Le repasó una lista de nombres. Y terminó:

—No hay de dónde sacar para pagar. Ése es el asunto.

—¿Y por qué?

—Porque la familia de usted lo absorbió todo. Pedían y pedían, sin devolver nada. Eso se paga caro. Ya lo decía yo: «A la larga acabarán con todo». Bueno, pues acabaron. Aunque hay por allí quien se interese en comprar los terrenos. Y pagan bien. Se podrían cubrir las libranzas pendientes y todavía quedaría algo; aunque, eso sí, algo mermado.

—¿No serás tú?

—¡Cómo se pone a creer que yo!

—Yo creo hasta el bendito. Mañana comenzaremos a arreglar nuestros asuntos. Empezaremos por las Preciados. ¿Dices que a ellas les debemos más?

—Sí. Y a las que les hemos pagado menos. El padre de usted siempre las pospuso para lo último. Tengo entendido que una de ellas, Matilde, se fue a vivir a la ciudad. No sé si a Guadalajara o a Colima. Y la Lola, quiero decir, doña Dolores, ha quedado como dueña de todo. Usted sabe: el rancho de Enmedio. Y es a ella a la que tenemos que pagar.

—Mañana vas a pedir la mano de la Lola.

—Pero cómo quiere usted que me quiera, si ya estoy viejo.
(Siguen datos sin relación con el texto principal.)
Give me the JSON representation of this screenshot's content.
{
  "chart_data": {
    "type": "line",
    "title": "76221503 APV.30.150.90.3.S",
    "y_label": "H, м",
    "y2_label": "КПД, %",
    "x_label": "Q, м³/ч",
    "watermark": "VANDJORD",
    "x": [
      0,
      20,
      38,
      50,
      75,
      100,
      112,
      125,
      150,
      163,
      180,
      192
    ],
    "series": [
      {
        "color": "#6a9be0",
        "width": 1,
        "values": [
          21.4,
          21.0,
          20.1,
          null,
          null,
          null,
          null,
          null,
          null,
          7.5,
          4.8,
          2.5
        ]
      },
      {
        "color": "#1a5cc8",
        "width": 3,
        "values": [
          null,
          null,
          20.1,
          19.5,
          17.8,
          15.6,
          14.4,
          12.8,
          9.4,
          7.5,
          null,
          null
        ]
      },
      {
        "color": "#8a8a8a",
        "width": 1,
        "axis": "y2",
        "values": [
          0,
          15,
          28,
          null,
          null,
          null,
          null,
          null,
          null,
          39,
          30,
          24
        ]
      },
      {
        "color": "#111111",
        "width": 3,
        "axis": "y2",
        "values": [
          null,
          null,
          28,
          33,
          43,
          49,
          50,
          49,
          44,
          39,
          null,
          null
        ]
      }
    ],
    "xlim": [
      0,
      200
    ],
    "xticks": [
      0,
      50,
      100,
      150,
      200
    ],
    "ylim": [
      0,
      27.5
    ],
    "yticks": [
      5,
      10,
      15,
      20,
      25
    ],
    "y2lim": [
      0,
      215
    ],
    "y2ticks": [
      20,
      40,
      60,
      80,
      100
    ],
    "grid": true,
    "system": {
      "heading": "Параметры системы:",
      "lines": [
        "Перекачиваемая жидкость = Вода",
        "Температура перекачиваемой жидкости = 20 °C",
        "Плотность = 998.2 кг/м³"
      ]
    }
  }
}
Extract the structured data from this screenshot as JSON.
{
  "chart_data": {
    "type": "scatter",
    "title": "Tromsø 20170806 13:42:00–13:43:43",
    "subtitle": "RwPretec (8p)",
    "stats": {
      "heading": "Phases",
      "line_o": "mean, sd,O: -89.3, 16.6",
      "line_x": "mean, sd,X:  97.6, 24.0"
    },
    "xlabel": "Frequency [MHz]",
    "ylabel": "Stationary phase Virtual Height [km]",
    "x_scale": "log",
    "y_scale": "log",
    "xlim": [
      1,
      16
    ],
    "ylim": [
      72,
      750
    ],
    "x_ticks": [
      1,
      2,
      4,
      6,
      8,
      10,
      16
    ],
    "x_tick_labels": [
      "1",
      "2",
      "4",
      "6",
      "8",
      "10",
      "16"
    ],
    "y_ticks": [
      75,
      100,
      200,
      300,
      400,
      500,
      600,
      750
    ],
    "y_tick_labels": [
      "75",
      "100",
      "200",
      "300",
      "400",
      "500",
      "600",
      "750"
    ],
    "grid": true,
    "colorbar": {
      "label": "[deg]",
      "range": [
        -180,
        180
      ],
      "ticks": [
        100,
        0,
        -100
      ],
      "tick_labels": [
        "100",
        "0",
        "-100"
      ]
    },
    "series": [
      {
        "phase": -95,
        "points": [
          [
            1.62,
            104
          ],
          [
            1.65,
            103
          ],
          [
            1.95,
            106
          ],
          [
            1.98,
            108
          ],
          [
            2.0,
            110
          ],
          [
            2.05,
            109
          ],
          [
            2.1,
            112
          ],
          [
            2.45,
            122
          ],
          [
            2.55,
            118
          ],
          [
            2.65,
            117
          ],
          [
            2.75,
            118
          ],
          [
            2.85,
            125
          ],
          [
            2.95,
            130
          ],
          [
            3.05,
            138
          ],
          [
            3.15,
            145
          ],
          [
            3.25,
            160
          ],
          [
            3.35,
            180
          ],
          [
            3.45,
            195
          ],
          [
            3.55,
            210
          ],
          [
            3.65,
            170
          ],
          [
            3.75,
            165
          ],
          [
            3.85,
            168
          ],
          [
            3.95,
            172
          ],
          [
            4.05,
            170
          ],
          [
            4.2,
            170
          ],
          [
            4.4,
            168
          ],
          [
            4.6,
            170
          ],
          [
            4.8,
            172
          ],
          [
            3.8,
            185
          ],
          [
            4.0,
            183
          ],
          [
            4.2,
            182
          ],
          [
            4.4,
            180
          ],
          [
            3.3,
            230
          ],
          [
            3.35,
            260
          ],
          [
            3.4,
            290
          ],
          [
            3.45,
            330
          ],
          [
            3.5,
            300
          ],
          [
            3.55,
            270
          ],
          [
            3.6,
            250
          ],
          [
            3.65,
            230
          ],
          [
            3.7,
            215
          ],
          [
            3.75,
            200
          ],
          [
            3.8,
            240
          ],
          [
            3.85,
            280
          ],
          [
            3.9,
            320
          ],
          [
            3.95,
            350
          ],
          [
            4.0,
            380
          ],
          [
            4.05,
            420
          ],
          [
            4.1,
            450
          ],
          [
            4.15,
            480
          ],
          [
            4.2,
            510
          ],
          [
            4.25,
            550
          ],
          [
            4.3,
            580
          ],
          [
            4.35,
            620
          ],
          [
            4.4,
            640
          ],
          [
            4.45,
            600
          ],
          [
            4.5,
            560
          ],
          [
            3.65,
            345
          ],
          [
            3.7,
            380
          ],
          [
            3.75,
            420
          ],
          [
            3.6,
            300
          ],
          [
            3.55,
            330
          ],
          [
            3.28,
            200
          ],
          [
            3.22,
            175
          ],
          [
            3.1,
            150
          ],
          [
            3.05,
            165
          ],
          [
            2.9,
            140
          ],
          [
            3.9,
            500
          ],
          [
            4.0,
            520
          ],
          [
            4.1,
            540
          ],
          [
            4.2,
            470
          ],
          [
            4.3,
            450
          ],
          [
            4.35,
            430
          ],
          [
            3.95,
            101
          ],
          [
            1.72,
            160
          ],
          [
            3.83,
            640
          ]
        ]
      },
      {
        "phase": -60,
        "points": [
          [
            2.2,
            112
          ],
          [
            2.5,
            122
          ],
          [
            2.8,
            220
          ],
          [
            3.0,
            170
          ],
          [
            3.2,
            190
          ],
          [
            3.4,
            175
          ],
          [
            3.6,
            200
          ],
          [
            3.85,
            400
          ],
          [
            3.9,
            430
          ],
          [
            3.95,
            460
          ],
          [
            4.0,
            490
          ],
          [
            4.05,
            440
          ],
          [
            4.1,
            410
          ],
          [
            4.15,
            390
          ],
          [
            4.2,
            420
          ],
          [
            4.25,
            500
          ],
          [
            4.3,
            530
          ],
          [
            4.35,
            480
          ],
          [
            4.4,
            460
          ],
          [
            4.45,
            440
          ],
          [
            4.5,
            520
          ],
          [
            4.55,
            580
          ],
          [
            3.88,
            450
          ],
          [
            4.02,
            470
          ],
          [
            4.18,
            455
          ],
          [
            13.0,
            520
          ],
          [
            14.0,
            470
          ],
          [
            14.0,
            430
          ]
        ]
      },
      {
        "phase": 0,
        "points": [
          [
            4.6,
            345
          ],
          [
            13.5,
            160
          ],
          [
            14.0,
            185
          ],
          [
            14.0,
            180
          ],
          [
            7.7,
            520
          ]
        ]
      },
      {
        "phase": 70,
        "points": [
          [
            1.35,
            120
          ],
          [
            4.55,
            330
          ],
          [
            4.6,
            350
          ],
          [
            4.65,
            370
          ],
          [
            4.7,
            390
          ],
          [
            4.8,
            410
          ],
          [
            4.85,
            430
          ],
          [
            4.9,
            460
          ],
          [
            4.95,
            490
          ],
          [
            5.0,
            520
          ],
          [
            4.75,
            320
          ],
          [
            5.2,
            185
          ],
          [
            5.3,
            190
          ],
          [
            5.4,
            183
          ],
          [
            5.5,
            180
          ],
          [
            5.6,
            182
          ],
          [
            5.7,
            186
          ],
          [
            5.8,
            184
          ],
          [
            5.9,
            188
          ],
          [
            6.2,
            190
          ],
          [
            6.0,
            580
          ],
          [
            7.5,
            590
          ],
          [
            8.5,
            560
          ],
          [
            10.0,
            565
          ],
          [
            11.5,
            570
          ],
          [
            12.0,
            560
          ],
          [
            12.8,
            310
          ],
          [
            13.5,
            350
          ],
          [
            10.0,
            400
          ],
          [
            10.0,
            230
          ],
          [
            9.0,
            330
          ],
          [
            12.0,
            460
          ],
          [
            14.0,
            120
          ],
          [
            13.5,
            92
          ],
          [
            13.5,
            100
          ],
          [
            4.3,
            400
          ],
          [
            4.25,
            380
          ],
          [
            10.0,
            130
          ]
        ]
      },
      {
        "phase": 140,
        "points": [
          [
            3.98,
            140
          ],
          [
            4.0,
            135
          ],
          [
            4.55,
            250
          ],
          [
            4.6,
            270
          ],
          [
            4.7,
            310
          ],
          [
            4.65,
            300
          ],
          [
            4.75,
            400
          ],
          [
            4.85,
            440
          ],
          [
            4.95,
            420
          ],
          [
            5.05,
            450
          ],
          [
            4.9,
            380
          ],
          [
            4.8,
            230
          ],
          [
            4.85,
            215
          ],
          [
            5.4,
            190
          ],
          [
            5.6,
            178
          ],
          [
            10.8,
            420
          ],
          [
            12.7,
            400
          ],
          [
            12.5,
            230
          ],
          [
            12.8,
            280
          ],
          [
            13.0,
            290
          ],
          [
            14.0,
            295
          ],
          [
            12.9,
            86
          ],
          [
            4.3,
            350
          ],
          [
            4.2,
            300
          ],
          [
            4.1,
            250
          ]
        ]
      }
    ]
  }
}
—La pedirás para mí. Después de todo tiene alguna gracia. Le dirás que estoy muy enamorado de ella. Y que si lo tiene a bien. De pasada, dile al padre Rentería que nos arregle el trato. ¿Con cuánto dinero cuentas?

—Con ninguno, don Pedro.

—Pues prométeselo. Dile que en teniendo se le pagará. Casi estoy seguro de que no pondrá dificultades. Haz eso mañana mismo.

—¿Y lo del Aldrete?

—¿Qué se trae el Aldrete? Tú me mencionaste a las Preciados y a los Fregosos y a los Guzmanes. ¿Con qué sale ahora el Aldrete?

—Cuestión de límites. Él ya mandó cercar y ahora pide que echemos el lienzo que falta para hacer la división.

—Eso déjalo para después. Note preocupen los lienzos. No habrá lienzos. La tierra no tiene divisiones. Piénsalo, Fulgor, aunque no se lo des a entender. Arregla por de pronto lo de la Lola. ¿No quieres sentarte?

—Me sentaré, don Pedro. Palabra que me está gustando tratar con usted.

—Le dirás a la Lola esto y lo otro y que la quiero. Eso es importante. De cierto, Sedano, la quiero. Por sus ojos, ¿sabes? Eso harás mañana tempranito. Te reduzco tu tarea de administrador. Olvídate de la Media Luna.

«¿De dónde diablos habrá sacado esas mañas el muchacho? —pensó Fulgor Sedano mientras regresaba a la Media Luna—. Yo no esperaba de él nada. “Es un inútil”, decía de él mi difunto patrón don Lucas. “Un flojo de marca”. Yo le daba la razón. “Cuando me muera váyase buscando otro trabajo, Fulgor”. “Sí, don Lucas”. “Con decirle, Fulgor, que he intentado mandarlo al seminario para ver si al menos eso le da para comer y mantener a su madre cuando yo les falte; pero ni a eso se decide”. “Usted no se merece eso, don Lucas”. “No se cuenta con él para nada, ni para que me sirva de bordón servirá cuando yo esté viejo. Se me malogró, qué quiere usted, Fulgor”. “Es una verdadera lástima, don Lucas”».